A second later they were hammering on my door. I opened it and found the whole family there this time—husband, wife, and their son. Even the kid looked annoying. He had one of those mean little faces that just made you want to slap something.
While his parents cursed me out, the little brat actually tried to rush me.
I kicked him away, shut the door in all their faces, and let them pound as long as they wanted.
They screamed for ten solid minutes before calling property management up. The second staff arrived, the two of them transformed into respectable middle-class victims and started accusing me of everything imaginable. They said I had thrown human waste, assaulted their child, maybe I was even some kind of killer. Then in the same breath they complained that staff hadn’t removed their garbage quickly enough.
It was incredible.
The property guy eventually knocked on my door too, but I had the TV on and ignored him.
By the time the noise died down, I had already finished two episodes of The Knockout.
When I finally opened my door again, the hallway was spotless. Trash gone. My little “gift” gone. Everything scrubbed clean.
Property management had done the dirty work.
I stood there staring at the clean hallway feeling oddly disappointed.
Honestly, I had been looking forward to more.
For the next two days, though, there was nothing outside their door. No garbage. No drama.
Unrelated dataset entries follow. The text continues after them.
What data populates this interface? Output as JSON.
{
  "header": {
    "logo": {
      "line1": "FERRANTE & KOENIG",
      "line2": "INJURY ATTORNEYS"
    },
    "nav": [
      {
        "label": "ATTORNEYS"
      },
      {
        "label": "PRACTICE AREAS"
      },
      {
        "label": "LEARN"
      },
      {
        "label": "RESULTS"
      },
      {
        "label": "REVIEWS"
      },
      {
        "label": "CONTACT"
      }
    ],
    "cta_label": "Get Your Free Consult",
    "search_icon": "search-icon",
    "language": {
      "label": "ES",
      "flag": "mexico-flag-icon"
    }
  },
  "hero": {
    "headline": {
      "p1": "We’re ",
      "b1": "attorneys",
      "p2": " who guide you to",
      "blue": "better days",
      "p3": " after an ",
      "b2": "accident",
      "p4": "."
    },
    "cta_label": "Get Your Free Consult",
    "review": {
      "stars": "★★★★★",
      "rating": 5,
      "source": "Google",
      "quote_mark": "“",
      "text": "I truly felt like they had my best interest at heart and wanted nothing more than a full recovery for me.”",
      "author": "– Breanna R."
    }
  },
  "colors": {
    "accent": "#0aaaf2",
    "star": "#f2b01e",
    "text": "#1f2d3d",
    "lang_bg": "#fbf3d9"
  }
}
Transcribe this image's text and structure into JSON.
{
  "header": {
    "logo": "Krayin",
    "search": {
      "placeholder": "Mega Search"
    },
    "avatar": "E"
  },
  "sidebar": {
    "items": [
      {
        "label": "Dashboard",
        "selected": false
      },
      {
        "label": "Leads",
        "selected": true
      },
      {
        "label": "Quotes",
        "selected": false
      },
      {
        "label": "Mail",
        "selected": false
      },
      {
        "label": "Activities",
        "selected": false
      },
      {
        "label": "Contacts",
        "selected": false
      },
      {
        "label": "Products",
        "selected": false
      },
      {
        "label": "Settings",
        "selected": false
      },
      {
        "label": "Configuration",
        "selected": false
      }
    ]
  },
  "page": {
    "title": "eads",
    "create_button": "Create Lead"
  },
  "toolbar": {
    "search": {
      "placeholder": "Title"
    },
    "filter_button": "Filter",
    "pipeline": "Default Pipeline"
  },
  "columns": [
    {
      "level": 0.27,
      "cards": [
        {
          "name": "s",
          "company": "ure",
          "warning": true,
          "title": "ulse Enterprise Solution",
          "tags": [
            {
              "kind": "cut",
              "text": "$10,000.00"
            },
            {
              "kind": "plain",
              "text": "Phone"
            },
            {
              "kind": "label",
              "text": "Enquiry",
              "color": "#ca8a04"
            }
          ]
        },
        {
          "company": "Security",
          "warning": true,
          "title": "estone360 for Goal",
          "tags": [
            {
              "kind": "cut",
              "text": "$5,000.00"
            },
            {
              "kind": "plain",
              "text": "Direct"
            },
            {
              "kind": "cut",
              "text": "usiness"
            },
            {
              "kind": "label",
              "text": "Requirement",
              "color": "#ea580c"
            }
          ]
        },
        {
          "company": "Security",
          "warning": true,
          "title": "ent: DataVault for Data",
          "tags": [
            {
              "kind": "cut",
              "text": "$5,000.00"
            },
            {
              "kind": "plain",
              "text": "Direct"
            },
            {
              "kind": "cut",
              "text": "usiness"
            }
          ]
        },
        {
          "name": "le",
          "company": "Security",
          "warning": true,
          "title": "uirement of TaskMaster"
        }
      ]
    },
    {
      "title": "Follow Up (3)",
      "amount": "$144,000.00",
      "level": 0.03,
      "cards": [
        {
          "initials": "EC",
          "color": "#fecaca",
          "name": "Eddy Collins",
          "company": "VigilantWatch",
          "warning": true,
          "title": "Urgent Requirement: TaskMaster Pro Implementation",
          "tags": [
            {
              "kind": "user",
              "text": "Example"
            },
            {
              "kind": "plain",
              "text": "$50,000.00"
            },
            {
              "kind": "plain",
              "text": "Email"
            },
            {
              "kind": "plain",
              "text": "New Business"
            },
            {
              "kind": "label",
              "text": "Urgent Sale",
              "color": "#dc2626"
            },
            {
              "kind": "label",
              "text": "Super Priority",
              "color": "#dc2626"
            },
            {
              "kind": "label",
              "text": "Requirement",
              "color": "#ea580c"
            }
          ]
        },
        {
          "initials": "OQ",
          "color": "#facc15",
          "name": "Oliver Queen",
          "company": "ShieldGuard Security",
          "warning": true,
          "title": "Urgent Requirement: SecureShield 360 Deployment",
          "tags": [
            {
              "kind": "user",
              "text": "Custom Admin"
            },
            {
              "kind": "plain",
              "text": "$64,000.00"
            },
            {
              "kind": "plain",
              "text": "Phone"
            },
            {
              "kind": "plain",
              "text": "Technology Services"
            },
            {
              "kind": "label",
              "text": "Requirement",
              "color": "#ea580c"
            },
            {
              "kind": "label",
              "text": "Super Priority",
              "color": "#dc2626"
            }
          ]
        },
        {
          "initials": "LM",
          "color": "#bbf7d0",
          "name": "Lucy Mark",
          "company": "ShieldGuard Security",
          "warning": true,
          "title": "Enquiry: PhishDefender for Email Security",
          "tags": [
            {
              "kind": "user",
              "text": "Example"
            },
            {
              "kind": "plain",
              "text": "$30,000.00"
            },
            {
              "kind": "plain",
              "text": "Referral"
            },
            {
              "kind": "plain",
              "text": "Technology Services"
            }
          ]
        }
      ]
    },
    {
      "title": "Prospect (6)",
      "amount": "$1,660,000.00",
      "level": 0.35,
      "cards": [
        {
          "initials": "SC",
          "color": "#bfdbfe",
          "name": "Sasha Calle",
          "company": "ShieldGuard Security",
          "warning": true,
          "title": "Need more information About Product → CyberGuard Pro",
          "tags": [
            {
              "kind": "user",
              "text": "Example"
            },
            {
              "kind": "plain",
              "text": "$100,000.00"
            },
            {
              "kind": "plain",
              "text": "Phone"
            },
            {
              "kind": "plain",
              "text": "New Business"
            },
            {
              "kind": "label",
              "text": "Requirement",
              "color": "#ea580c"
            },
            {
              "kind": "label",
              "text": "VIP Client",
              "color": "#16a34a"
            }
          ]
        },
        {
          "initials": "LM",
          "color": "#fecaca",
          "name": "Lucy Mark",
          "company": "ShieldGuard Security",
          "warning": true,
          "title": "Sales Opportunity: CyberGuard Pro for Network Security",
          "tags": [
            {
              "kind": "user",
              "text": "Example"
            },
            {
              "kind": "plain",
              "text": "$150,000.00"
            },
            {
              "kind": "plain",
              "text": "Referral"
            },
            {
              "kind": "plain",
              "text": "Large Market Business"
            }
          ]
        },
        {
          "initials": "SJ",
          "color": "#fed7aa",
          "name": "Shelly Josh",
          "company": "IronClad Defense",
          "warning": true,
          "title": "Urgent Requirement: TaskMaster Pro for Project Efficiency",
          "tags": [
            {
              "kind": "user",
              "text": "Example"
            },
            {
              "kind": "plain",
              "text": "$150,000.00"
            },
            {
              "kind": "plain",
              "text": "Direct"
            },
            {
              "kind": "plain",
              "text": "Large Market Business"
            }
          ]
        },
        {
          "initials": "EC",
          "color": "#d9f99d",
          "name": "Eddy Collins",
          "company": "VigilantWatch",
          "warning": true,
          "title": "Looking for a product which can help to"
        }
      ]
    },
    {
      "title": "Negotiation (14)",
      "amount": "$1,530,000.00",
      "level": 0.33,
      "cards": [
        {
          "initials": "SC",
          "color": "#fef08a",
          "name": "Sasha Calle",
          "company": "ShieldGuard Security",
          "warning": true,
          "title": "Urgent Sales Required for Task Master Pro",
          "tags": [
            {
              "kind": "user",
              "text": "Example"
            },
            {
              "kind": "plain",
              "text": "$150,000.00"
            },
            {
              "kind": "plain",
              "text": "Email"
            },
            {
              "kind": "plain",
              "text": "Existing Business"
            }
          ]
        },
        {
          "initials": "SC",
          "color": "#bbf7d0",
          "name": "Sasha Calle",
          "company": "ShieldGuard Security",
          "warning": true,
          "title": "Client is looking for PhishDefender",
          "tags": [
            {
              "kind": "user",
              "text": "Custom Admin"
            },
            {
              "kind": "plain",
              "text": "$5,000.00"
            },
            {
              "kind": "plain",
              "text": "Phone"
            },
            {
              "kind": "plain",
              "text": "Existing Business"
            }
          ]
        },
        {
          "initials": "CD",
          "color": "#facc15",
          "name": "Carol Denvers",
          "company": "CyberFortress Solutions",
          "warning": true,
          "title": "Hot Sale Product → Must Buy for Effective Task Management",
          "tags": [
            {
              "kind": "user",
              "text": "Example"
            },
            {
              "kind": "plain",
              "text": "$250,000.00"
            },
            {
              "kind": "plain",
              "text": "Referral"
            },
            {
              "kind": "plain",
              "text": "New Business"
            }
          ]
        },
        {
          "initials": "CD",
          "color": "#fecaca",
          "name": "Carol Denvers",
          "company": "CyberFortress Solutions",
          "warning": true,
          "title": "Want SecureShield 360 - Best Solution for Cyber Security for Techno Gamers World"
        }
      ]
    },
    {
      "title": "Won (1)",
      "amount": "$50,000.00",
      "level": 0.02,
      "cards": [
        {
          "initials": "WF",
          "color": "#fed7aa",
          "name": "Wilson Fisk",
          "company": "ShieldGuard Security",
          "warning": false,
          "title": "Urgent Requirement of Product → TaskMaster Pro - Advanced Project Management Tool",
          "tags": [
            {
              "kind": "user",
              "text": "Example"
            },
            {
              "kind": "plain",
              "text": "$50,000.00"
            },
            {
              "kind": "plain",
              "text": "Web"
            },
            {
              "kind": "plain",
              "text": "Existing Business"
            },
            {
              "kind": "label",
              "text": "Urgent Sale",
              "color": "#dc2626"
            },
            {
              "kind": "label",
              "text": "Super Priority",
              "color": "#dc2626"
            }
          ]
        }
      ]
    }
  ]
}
It seemed they had figured out they’d run into someone just as rotten as they were and had decided to pause the war.
But I knew better.
With people like that, the real fight never started with the first insult.
The real fight started when you went on offense.
And soon enough, they gave me the opening.
They used to leave a few pairs of shoes outside their door, but after the garbage incident there were suddenly more and more. Not just everyday shoes either. Fancy shoes. Kids’ shoes. Off-season shoes. Shoes they clearly didn’t even wear. Sometimes their son would kick one so hard it landed outside my door.
That made me happier than I care to admit.
I ordered a jar of itching powder online using a burner account.
When it arrived, I waited until late at night, slipped outside, and dusted every single pair.
Then I went home and lay in bed too excited to sleep.
By morning, I had barely dozed off when furious pounding shook my door.
I opened it and nearly burst out laughing.
The wife was bent over scratching at her feet while waving a shoe in my face, demanding to know if I’d put something in them.
Her skin was already red from clawing at it.
I didn’t even get a chance to answer before I laughed.
That was enough for her.
She started shrieking that they had already let the earlier incident go and I was shamelessly refusing to let them live in peace. She called me wicked, heartless, cursed my whole family, and carried on like she was starring in a daytime soap.
That was when something in me snapped.
I looked at her face, that ugly, raging face, and before I even thought it through, I slapped her.
Hard.
The sound cracked through the hallway.
She just stood there for a second, stunned, then dropped to the ground. She forgot all about scratching.
And I have to admit, it felt incredible.
Hitting a woman wasn’t exactly noble.
But I was never pretending to be noble.
I whistled toward the apartment and my dog came running out.
He lunged toward her barking like mad. Smart dog though—he didn’t actually bite. He just scared her half to death.
She finally scrambled up, shrieking, and slammed herself back into her apartment.
A second later her husband started pounding on my door and screaming that he was going to kill me.
That was the first time the police got involved.